At sixteen years old Jawbone may not be new to the scene, but their constant innovation of the Jawbone UP wearable fitness tracker makes them a heavy hitter in fitness technology. Their user experience begins with the hardware of the actual tracker itself, but the software/mobile app component is what completes the product. We met with several of Jawbone’s product managers and data scientists who explained that by not only gathering data but also providing recommendations, Jawbone aspires to influence behavior and encourage healthier lifestyles.
But this is not always an easy task; many people are reluctant to actively engage with their health and face the consequences of a lazy weekend or indulgent meal. By converting data into actionable recommendations and encouraging adherence through social accountability, Jawbone makes choices like taking the stairs instead of the elevator or going to bed early slightly more feasible.
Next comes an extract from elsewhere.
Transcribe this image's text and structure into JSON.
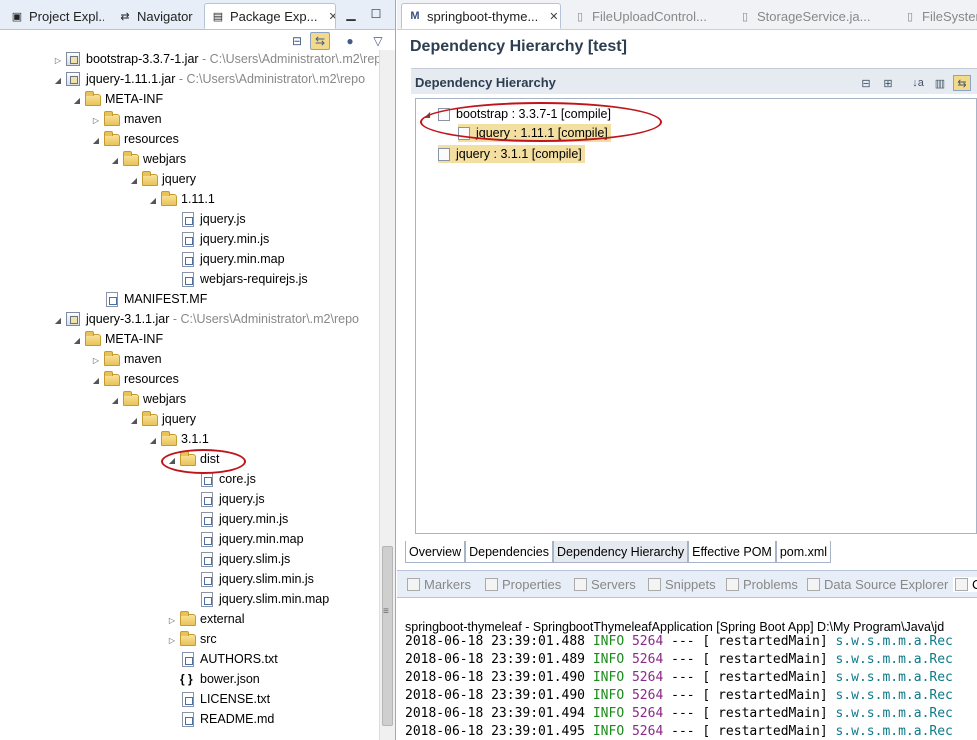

With the imminent launch of their newest product, the UP3, Jawbone has interesting innovations in store. And their loftier goal? With the “Internet of Things” revolution on the horizon, Jawbone aspires to be the go-to platform for all your smart appliances. We might just see Jawbone’s UP wristband branch out of the health-and-wellness category soon enough.
The Future of Fit-Tech
These companies aren’t alone in harnessing the fitness movement in America – behemoths like Under Armour and Nike have profited off this industry for decades, and they’re taking notice of technology’s role in taking it to the next level. But there’s plenty of room for innovation and disruption along the way, and this wave of fitness technology companies is proving it’s not only effective, but profitable as well.